Zootopia 2 chega aos cinemas carregando o peso de suceder uma das animações mais marcantes da última década. O filme original, lançado em 2016, conquistou o público ao combinar humor, aventura e uma crítica social ampla, situando seus personagens em uma metrópole vibrante onde conviviam diversidade e tensão. Agora, a continuação retoma esse universo de forma mais complexa, emocionalmente mais elaborada e disposta a expandir discussões que permanecem urgentes. A nova trama acompanha Judy Hopps e Robert Wilde em um ponto delicado de suas jornadas, revelando como feridas antigas influenciam não apenas o vínculo entre eles, mas a maneira como cada um encara suas convicções mais profundas.

A história ganha novo fôlego com a introdução da influente Família Lynxley, guardiã do Diário de Fundação, peça histórica que preserva a versão oficial das origens da cidade. Quando o artefato é roubado por Gary, uma cobra pertencente a uma espécie historicamente marginalizada após um episódio distorcido e mal interpretado, o filme deixa de lado qualquer expectativa de aventura convencional. O roubo funciona como catalisador para uma investigação maior: uma reflexão sobre memória, apagamento e a forma como versões oficiais moldam identidades coletivas. Nada é apresentado como mera coincidência; cada gesto aponta para feridas abertas e disputas por narrativas que definem quem pertence e quem permanece à margem.
Nibbles, especialista em répteis e relações interespécies, surge para equilibrar o enredo com frescor e profundidade. Sua presença cria conexões onde antes existiam muros, instigando Judy, Robert e o próprio público a enxergar além das tensões superficiais. Mais do que uma coadjuvante, ela funciona como mediadora em um debate sobre convivência e responsabilidade histórica. O grupo formado por Judy, Robert, Gary e Nibbles ressignifica o filme como uma travessia de escuta e reconciliação, destacando que conflitos sociais raramente são fruto de indivíduos isolados, mas sim de estruturas que perpetuam silêncios e desigualdades.

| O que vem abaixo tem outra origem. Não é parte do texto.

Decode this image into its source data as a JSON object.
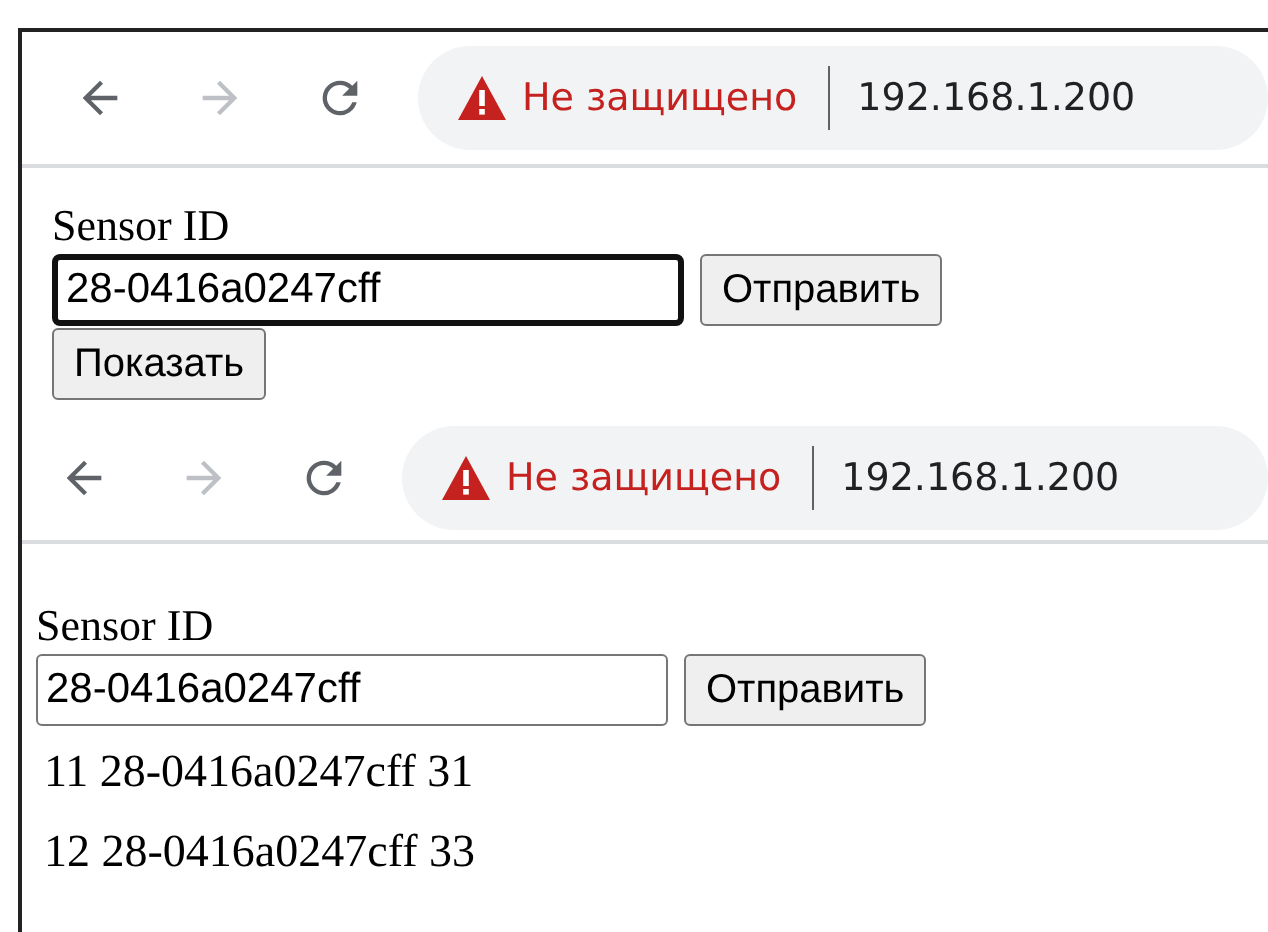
{
  "panels": [
    {
      "toolbar": {
        "can_go_forward": false,
        "security": "Не защищено",
        "url": "192.168.1.200"
      },
      "label": "Sensor ID",
      "input": {
        "value": "28-0416a0247cff",
        "focused": true
      },
      "buttons": [
        "Отправить",
        "Показать"
      ]
    },
    {
      "toolbar": {
        "can_go_forward": false,
        "security": "Не защищено",
        "url": "192.168.1.200"
      },
      "label": "Sensor ID",
      "input": {
        "value": "28-0416a0247cff",
        "focused": false
      },
      "buttons": [
        "Отправить"
      ],
      "lines": [
        "11 28-0416a0247cff 31",
        "12 28-0416a0247cff 33"
      ]
    }
  ]
}
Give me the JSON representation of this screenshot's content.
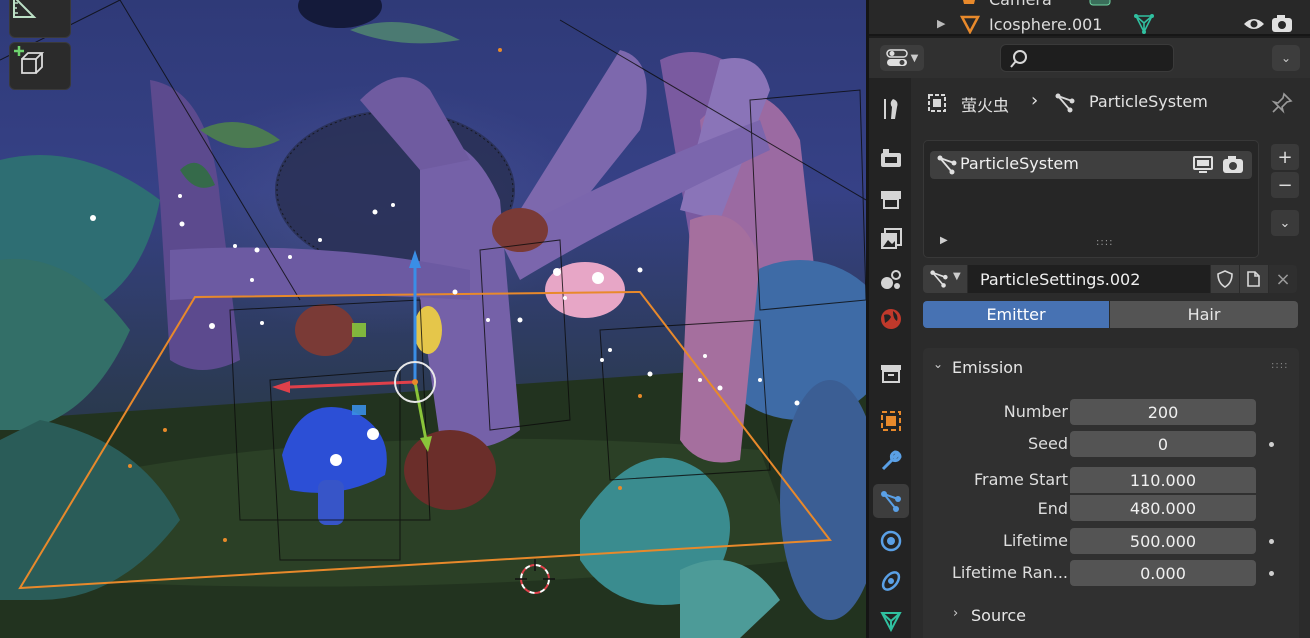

Apesar de lidar com temas densos, Zootopia 2 mantém o humor afiado que caracteriza a franquia. As cenas cômicas surgem no momento certo, oferecendo respiro emocional sem comprometer o impacto do drama. E é justamente no drama que o filme encontra seu núcleo mais pulsante, discutindo ancestralidade, identidades reprimidas, políticas de coexistência e a necessidade de revisar o passado com honestidade. A narrativa não idealiza a história da cidade; pelo contrário, questiona ativamente quem construiu essas memórias e por que algumas vozes foram excluídas.
Ao invés de tentar superar o primeiro filme em grandiosidade, a continuação opta por amadurecer. Reconhece que seu público cresceu e ajusta o tom para acompanhar essa evolução. A obra abraça silêncios, incertezas e recomeços, entendendo que histórias verdadeiras se fortalecem quando enfrentam suas próprias sombras. É um filme que se permite desacelerar para aprofundar, ao invés de acelerar para impressionar.
No desfecho, a continuação se revela não apenas competente, mas necessária. Judy e Robert emergem mais complexos e vulneráveis, enquanto Gary e Nibbles ampliam o escopo emocional e político da trama com novas perspectivas. Zootopia, sempre vibrante, mostra que ainda possui muito a aprender sobre si mesma. A obra reafirma que memórias não devem ser apagadas, mas revisitadas e reconstruídas com responsabilidade. O resultado é um filme que não se limita a continuar uma história, mas a expandi-la com propósito e sensibilidade.